L'affidamento condiviso e l'affidamento esclusivo della prole nella separazione dei coniugi

L’art. 155 c.c., così come riformato dalla L. N. 54/2006, profondamente innovando rispetto al passato, afferma il diritto del figlio minore a mantenere un rapporto equilibrato e continuativo con ciascun genitore, e a riceverne cura, educazione e istruzione (co. 1). Fatto questo doveroso preambolo, la norma, nell’esclusivo interesse della prole, pone come regola generale l’affidamento condiviso, relegando ad ipotesi residuali, da motivarsi adeguatamente, l’affidamento esclusivo ad uno dei coniugi (art. 155 bis c.c.). La potestà genitoriale è certamente esercitata da entrambi i genitori quanto alle decisioni di maggior interesse nel campo dell’istruzione, dell’educazione e della salute dei figli (ed in caso di disaccordo la decisione è rimessa al Giudice) laddove, relativamente alle questioni di ordinaria amministrazione, il Giudicante può disporre l’esercizio separato della potestà (art. 155, co. 3). Previsione, quest’ultima, quantomai opportuna in quanto consente la felice risoluzione di tutte quelle situazioni in cui la mancanza di collaborazione renderebbe problematico l’esercizio congiunto della potestà.
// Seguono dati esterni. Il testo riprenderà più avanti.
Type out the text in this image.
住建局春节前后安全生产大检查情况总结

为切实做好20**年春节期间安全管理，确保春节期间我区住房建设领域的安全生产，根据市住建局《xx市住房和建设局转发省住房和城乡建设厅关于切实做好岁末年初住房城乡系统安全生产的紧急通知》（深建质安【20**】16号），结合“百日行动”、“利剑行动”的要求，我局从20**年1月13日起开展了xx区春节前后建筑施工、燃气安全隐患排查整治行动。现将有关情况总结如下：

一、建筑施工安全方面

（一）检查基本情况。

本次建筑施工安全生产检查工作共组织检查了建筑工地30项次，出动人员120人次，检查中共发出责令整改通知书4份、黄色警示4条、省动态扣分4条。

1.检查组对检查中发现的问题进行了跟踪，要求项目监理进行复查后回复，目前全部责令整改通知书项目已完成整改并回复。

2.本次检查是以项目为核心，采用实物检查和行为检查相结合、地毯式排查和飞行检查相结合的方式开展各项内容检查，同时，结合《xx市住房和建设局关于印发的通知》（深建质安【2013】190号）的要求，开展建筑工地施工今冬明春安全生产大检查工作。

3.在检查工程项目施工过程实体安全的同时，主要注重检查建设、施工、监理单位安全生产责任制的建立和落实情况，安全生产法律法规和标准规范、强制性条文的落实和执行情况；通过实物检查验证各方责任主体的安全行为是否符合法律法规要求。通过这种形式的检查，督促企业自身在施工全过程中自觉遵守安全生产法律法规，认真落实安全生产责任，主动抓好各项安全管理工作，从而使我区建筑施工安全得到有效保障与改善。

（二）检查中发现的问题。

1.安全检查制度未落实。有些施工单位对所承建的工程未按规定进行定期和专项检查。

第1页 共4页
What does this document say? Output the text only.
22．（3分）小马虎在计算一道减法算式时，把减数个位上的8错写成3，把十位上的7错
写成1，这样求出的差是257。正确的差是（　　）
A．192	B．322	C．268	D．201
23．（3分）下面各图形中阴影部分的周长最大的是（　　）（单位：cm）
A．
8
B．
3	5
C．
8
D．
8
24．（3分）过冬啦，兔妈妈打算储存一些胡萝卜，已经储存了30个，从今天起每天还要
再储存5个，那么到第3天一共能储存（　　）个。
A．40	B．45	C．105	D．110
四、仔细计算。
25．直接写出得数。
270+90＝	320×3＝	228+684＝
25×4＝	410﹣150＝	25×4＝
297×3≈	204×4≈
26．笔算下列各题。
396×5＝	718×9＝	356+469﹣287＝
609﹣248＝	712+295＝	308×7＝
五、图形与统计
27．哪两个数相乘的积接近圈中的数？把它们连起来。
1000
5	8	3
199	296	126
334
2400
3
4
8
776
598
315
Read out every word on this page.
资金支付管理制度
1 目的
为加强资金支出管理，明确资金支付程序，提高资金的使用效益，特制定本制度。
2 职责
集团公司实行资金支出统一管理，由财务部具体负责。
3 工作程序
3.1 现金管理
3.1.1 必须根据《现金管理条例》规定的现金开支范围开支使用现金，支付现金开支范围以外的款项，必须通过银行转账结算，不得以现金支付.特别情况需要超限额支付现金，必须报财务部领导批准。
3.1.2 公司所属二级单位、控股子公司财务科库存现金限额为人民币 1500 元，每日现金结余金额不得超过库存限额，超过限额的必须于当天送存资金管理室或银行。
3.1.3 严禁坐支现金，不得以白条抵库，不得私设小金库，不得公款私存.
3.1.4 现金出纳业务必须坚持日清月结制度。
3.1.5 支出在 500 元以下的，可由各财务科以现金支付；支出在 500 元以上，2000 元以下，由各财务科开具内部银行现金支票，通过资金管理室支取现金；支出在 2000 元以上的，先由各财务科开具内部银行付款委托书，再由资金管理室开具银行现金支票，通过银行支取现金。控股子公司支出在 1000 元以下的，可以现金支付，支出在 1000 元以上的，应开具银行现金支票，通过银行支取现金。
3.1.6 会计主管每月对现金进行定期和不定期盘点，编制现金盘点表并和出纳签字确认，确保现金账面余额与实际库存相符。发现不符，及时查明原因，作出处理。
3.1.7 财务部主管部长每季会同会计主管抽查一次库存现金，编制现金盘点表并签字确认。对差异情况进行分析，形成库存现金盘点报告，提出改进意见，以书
Non è, dunque, sufficiente rendere il provvedimento di affido esclusivo sulla base di una generica contrarietà dell’affidamento condiviso all’interesse della prole. Se il Legislatore non ha stabilito tassativamente le ipotesi di ricorso all’affido esclusivo, compete al Giudice del caso concreto individuare le circostanze ostative all’affido condiviso. E non poteva essere altrimenti, data la variegata e fluida messe di situazioni che possono essere portate all’attenzione dello stesso.

La giurisprudenza si è già pronunciata, nel senso di privilegiare l’affido esclusivo, nelle ipotesi di comportamento di un coniuge, e della sua famiglia, gravemente denigratorio nei confronti dell’altro (Cass. N. 17191/2011) e di discontinuità nell’esercizio del diritto di visita, ritenuta sintomatica dell’inidoneità ad affrontare le maggiori responsabilità derivanti dall’affido condiviso (Cass. N. 20075/2011). Ancora, l’affido esclusivo è stato disposto allorquando la figlia quattordicenne, in sede di audizione, si era nettamente opposta al suo affidamento anche alla madre (Cass. N. 18867/2011). Da ultimo, e modificando il proprio precedente indirizzo, secondo il quale nelle ipotesi di conflittualità molto elevata tra i coniugi l’affidamento esclusivo comporterebbe un ulteriore aumento dei rancori, la Suprema Corte, partendo dal caso limite di una minore sottoposta dai genitori, ignorando ciascuno le decisioni dell’altro, a due turni a scuola, a due diverse attività sportive e addirittura a due diete alimentari diverse, ha stabilito che, in assenza di dialogo tra i genitori separati, l’affido non possa essere condiviso perché i figli potrebbero essere esposti al rischio di stress “possibile fonte di patologia per la prole in quanto generante ansia, confusione e tensione” (Cass. N. 5108/2012).

Ciascun genitore, in qualsiasi momento, può chiedere al Giudice della separazione l’affido esclusivo qualora l’interesse del minore risulti venga a collidere con il disposto affidamento condiviso. Più in generale, può sempre domandarsi la revisione delle disposizioni relative all’affidamento e all’attribuzione dell’esercizio della potestà genitoriale (art. 155 ter c.c.). La domanda di un coniuge tesa ad ottenere la decadenza dell’altro dalla potestà, pur in pendenza del giudizio di separazione, rientra nella competenza funzionale del Tribunale per i Minorenni.